IDP Tracker


Institutional engagement, Transparency and accountability, Investigative reporting

Why we embarked on the project

Nigeria’s refugee crises spiked in 2015. The bane that is Boko Haram (BH) led to widespread displacement of over 2 million people in the North East. Homes and whole communities were destroyed, and survivors had to trudge to camps set up for them by state and federal governments.
Several individuals, organizations, multinational donors and governments intervened with resources, however, there were constant reports that situations were not getting better. Key issues we flagged were malnutrition deaths in IDP camps, reported stories of politicians and camp officials growing rich on the hunger of the poor, child trafficking in the camps, all which led to series of ‘IDPs protesting and blocking major highways.

Our strategy and process

Firstly, it was pertinent to understand the situation of things; so we accessed data and activity reports from many humanitarian organizations who have been engaged in IDP intervention work in over four years and more.
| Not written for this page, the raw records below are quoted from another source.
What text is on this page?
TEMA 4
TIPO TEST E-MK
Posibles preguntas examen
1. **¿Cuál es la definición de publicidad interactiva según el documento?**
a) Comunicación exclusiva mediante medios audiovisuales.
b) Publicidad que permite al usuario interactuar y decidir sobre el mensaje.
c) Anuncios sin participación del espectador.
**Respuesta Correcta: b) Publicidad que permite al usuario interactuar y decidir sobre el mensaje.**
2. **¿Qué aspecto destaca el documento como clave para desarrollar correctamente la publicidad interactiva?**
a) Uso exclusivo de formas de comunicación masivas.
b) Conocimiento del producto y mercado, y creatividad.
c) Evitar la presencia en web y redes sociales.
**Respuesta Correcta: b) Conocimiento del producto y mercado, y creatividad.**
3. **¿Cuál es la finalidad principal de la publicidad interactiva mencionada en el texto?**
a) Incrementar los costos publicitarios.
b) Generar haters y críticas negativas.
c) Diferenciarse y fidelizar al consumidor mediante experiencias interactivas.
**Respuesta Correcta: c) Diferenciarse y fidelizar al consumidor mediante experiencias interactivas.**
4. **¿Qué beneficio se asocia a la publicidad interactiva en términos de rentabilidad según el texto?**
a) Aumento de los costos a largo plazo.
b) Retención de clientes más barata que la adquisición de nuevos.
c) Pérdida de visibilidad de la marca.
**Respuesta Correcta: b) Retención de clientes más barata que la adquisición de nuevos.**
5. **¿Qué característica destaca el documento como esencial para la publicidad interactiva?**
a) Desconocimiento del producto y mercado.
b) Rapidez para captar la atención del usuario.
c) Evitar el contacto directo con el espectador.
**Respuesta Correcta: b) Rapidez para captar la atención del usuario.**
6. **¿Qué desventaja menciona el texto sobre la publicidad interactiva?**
For real-time data, we used a couple of open source platforms to gather and filter out activity, data or reports on the IDPs from several sources. For government data, we are using Freedom Of Information (FOI) requests – we sent requests to National Emergency Management Agency (NEMA) in request for data related to donations of funds, relief items and food.

We also inquired about detailed data on food distribution across all camps and the names of organizations partnering NEMA on Interventions. These Non-Governmental Organizations and several government agencies, we approached them with letters to share their data with us.

We also sent FOI requests to Borno State government on how it shared the $1m food and farming grant given to them on behalf of IDPs by Gates foundation plus other information. All recieved information were to form part of the Tracker repository.

Outcomes and learnings

Access to data is tough due to bureaucratic bottlenecks and organizational culture also known as the ‘it-is-the-usual-way-we-do-things’ syndrome. Making detailed IDP related information available is something government must prioritize, however, they are still lacking in that department, especially as they seldom honor FOI requests.

We learnt that continuous dialogue with government eventually yields result, although it takes too long. Our visual reports got government to begin investigations into our discoveries. NEMA eventually started making data on its activities public.